Of course, this does not guarantee moral conduct. Quite the opposite! Molière's protagonists can be scoundrels, misers and so forth. For Benjamin a fulfilling experience (‘bliss’) is this being oneself as one in the world, the quality of being genuine, not the fulfilment of a contract. As clinicians, we might think of the patient frequently dependent on borderline psychological defence mechanisms whose inhibitions are overwhelmed by genuine feeling and are not uncommonly associated with omnipotence, denigration or idealisation. Could such ‘in character’ behaviour be ‘innocent guilt’?

The best example of innocent guilt may be found in tragedy: Oedipus, although wide awake, lives as if in a dream.

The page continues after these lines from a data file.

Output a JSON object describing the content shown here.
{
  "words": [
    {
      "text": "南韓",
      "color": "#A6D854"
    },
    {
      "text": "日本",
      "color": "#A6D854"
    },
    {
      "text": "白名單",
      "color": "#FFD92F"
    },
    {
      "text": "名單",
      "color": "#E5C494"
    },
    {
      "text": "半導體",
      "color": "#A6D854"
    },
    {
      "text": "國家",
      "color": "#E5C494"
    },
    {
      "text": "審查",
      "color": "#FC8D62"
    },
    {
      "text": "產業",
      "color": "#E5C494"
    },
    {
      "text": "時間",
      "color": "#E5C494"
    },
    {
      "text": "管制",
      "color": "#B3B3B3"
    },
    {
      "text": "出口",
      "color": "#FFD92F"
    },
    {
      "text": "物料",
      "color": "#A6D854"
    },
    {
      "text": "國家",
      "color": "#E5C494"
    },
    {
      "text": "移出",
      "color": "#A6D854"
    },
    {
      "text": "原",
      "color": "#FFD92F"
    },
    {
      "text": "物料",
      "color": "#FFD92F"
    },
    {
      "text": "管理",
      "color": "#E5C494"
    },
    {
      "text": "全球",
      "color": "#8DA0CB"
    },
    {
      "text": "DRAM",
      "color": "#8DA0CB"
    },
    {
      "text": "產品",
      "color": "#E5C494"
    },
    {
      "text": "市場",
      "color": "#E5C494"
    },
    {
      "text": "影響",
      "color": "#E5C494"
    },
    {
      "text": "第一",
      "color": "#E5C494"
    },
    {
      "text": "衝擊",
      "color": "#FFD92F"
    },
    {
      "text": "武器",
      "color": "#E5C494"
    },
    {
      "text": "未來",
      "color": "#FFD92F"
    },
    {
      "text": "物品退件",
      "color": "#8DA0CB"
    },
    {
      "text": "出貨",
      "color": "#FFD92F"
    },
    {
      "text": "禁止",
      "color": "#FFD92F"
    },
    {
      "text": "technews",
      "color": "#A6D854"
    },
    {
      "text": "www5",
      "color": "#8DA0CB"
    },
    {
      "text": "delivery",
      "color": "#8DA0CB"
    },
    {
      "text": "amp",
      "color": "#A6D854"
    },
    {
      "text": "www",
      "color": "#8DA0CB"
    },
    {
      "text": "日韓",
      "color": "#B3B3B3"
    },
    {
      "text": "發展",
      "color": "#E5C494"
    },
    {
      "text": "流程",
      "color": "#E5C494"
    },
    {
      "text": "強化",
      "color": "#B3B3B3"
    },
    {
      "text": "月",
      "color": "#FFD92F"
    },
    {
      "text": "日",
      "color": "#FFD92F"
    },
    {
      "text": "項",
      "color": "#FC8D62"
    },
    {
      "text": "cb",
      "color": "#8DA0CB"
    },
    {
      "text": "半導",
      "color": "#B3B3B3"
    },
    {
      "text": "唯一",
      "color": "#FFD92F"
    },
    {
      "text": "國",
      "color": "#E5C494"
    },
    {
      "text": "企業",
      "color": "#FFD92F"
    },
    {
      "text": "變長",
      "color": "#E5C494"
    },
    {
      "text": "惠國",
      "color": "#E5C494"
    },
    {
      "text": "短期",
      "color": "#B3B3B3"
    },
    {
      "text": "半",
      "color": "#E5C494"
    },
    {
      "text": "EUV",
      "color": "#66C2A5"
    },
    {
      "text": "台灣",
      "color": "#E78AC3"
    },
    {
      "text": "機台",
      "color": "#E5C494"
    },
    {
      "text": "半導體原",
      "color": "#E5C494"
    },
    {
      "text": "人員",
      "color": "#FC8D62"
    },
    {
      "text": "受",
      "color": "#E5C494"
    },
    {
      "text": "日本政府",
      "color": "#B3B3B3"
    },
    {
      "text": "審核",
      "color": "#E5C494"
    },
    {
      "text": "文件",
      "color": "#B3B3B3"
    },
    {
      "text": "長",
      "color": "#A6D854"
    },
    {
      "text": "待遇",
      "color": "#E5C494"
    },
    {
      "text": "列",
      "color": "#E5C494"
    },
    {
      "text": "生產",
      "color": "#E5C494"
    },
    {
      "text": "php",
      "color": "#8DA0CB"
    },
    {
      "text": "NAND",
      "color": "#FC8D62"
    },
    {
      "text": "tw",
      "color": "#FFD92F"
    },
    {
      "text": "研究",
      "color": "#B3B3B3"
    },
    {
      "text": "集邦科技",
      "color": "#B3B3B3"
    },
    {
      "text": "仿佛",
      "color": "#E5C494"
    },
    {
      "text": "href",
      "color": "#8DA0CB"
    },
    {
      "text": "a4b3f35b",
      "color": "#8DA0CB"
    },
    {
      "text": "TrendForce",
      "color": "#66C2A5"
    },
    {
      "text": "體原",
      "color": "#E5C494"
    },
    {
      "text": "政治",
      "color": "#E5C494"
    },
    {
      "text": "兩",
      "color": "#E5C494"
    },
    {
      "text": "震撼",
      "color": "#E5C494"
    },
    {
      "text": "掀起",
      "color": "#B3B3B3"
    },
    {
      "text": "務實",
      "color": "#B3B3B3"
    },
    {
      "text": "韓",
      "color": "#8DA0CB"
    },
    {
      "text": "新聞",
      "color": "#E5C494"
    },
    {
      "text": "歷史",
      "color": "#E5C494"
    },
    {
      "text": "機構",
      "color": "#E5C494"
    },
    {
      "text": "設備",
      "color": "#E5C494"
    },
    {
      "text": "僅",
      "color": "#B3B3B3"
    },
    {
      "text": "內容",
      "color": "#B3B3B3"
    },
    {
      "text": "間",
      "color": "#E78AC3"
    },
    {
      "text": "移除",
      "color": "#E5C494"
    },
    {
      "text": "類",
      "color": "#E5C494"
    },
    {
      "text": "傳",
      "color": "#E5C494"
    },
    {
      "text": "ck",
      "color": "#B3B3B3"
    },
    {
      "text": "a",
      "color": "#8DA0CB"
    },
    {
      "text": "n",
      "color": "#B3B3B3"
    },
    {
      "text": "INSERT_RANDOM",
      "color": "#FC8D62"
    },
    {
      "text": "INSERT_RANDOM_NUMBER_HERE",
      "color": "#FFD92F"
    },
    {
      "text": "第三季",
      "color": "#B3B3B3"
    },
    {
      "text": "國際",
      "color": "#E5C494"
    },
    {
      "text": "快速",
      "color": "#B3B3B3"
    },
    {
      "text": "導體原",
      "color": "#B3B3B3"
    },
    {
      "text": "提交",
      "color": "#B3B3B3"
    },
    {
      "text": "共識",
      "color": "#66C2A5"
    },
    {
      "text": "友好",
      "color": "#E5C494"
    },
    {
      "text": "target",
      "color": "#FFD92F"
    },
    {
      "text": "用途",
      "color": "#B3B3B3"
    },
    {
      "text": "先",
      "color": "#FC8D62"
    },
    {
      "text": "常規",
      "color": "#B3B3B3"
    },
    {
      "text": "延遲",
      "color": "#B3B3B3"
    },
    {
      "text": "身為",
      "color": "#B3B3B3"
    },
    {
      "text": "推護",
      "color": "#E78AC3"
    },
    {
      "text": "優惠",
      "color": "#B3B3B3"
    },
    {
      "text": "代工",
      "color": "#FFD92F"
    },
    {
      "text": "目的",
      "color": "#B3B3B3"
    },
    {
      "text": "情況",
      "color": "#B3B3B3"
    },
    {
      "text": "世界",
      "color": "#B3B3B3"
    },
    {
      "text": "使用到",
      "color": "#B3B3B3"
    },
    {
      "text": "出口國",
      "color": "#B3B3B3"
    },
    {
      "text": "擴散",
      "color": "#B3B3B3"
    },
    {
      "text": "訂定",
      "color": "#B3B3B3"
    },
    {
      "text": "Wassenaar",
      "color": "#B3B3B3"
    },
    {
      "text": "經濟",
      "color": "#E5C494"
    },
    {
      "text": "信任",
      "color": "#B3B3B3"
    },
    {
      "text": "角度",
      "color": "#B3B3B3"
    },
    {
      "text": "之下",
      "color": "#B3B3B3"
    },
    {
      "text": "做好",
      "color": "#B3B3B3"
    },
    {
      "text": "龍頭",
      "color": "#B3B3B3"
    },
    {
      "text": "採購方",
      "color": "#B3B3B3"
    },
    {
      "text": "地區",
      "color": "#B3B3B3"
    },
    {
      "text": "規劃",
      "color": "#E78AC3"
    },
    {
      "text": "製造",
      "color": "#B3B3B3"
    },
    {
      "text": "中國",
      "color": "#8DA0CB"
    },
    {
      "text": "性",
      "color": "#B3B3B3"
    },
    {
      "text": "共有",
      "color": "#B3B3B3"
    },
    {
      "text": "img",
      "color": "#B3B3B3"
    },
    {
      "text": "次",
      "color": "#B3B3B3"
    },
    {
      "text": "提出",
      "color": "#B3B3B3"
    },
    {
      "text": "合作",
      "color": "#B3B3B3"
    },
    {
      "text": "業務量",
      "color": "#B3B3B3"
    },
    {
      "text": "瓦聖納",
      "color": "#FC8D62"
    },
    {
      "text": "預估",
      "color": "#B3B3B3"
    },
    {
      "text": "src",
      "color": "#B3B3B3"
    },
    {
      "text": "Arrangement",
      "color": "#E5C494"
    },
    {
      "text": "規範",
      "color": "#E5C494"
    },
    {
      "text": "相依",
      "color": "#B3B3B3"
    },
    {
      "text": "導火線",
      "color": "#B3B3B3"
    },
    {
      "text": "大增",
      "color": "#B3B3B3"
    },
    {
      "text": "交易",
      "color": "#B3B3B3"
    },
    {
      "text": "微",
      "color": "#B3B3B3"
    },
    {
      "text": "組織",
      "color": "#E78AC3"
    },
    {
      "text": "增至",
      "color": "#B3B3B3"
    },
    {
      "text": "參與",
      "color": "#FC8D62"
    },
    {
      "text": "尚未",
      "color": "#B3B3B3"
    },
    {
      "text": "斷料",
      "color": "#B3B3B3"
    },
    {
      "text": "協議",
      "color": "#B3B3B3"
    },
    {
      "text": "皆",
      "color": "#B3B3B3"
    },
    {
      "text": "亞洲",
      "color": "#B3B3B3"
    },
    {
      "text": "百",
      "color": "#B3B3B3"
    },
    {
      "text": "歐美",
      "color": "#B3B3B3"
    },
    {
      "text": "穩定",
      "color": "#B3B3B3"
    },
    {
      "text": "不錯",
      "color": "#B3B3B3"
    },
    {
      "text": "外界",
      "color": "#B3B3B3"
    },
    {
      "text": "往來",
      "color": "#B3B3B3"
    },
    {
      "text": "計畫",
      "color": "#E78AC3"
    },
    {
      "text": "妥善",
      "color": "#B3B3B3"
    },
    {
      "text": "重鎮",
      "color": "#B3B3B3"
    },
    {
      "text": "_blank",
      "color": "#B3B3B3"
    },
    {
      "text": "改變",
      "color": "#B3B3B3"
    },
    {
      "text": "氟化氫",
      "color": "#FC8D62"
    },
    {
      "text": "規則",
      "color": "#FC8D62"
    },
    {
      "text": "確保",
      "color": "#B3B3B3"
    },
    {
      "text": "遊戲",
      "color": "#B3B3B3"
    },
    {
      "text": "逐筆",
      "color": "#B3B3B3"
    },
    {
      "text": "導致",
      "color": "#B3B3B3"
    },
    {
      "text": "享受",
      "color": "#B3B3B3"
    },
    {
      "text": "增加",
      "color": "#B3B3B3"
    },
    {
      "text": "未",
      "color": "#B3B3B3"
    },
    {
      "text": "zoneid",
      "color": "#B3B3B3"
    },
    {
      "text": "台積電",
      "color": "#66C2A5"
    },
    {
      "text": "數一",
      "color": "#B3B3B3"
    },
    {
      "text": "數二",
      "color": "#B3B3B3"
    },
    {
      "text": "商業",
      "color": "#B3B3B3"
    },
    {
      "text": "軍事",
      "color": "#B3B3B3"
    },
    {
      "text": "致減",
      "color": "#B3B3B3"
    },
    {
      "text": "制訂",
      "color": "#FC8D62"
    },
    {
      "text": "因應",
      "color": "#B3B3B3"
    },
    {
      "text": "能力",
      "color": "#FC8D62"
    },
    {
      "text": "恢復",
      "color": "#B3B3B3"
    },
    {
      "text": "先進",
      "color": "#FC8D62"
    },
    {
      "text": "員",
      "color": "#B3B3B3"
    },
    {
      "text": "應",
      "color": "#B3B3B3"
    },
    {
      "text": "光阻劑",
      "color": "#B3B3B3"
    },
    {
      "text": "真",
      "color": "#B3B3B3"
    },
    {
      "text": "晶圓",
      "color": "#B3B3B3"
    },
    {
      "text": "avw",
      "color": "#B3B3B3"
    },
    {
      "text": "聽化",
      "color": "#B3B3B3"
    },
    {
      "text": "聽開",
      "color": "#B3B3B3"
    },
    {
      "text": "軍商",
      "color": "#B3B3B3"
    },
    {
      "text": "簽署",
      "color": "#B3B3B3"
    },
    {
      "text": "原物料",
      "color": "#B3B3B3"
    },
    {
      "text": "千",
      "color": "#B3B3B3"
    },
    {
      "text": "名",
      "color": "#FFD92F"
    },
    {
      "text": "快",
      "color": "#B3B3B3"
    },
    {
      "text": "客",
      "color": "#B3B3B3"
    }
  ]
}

Although guilty of killing his father and sleeping with his mother, he is at the same time innocent because he is not fully aware of the significance of his deeds until later. Since they were not the result of choice but performed on the impulse of his character in the fate of his circumstances, he cannot be considered guilty in the full sense of the word. It is the human law that tars him indelibly with the stigma of guilt because in our culture we are held responsible for our actions, even when not acting fully voluntarily and knowingly.

Following philosopher Max Scheler, we could say Oedipus is guiltlessly guilty. Despite his best intentions, he meets the fate befitting his unavoidable guilt. However, in meeting his fate, he simultaneously transcends it by becoming aware of the intricacies of the human condition, our natural sense of guilt, that is.

So how are we to think about fulfilment? More than success, a lot depends on fate and character. In other words, on how we ride our guilt and innocence. Benjamin remarks elsewhere ‘The fairy in whose presence we are granted a wish is there for each of us. But few of us know how to remember the wish we have made; and so, few of us recognise its fulfilment later in our lives’. If so, what is left of our freedom? Well, at the very least, the chance to wake up from our dream to the consciousness of our fate and character. And thus to conscience as well as action.